Isso levou a empresa a adotar medidas preventivas contra crises, para proteger os empregos.
Por exemplo, ter boas reservas financeiras para suportar períodos ruins. E planejar as contratações de forma cuidadosa para não correr o risco de contratar em épocas de vacas gordas, mas ter de demitir em momentos difíceis.
Na década de 90, por exemplo, a operação da Toyota na Tailândia suportou quatro anos de perdas sem demitir. Para enfrentar a recessão, a liderança da montadora exigiu cortes de custos, mas sem tocar nas pessoas.
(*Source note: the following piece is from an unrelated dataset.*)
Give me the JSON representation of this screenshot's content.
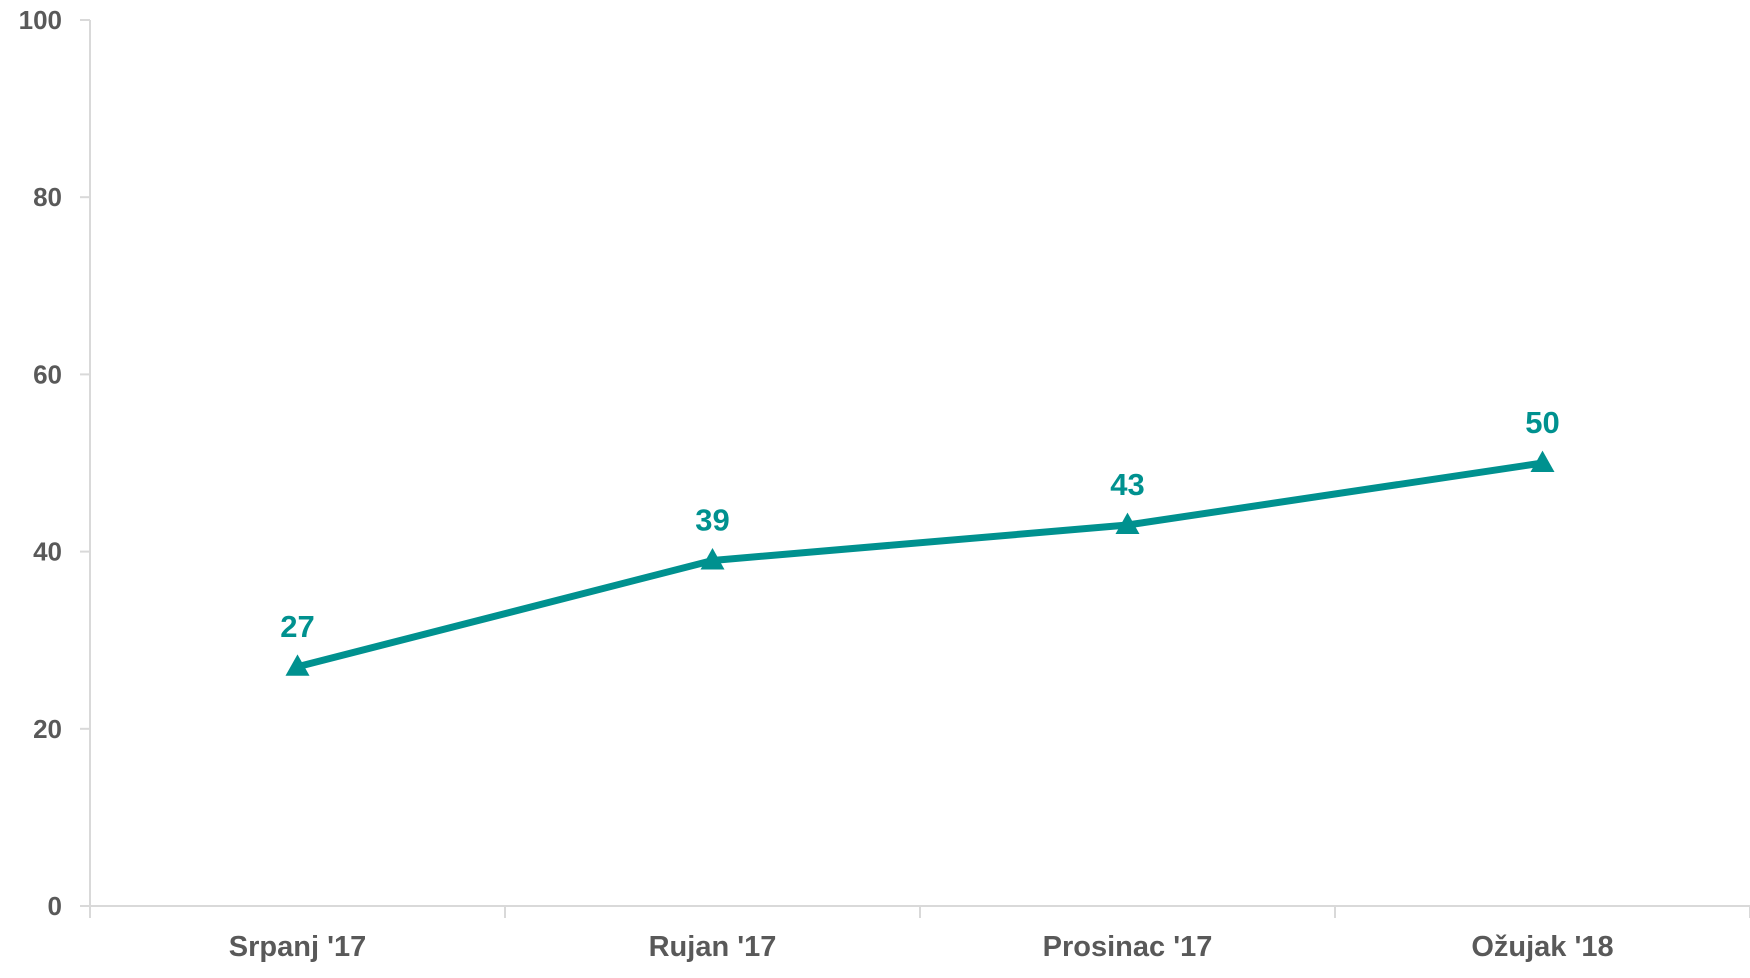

Situação similar também ocorreu nos EUA, quando a Toyota assumiu a NUMMI (New United Motors Manufacturing, Inc), joint venture com a General Motors, em Fremont, na Califórnia.
Na época, Kiyoshi Furuta, responsável pelo departamento de recursos humanos, negociou com o sindicato norte-americano para que ele cooperasse com esforços para aumentar a produtividade. Em contrapartida, a empresa se comprometeria a, em caso de períodos de crises, primeiro cortar o salário da alta administração, antes de tudo; depois, diminuir as terceirizações; e só em último caso, reduzir os funcionários.
Esse tipo de postura – de fechar fábricas de forma diferente, de evitar demissões, de se esforçar para proteger os empregos – é uma das bases da mentalidade cultivada pela Toyota de ver as pessoas como seu principal patrimônio.
Afinal, são elas – as pessoas, e não as tecnologias ou quaisquer outros métodos – as protagonistas em encontrar e eliminar desperdícios, revelar e resolver problemas, fazer melhoria contínua dos processos, aumentar a agregação de valor…
Assim, se as pessoas não se sentirem valorizadas e protegidas, isso evidentemente pode impactar seus trabalhos, gerar receios, desestabilizar os aspectos emocionais e fazê-las até mesmo recuar em revelar problemas ou evitar as melhorias que precisam ser feitas.
Tudo isso também faz parte do chamado “respeito às pessoas”, que é uma das bases do sistema lean e que reúne uma série de conceitos e práticas sobre como se relacionar com as pessoas numa organização.
Pode e deve ser usado em todos os processos de gestão. Até mesmo quando for inevitável fechar uma empresa.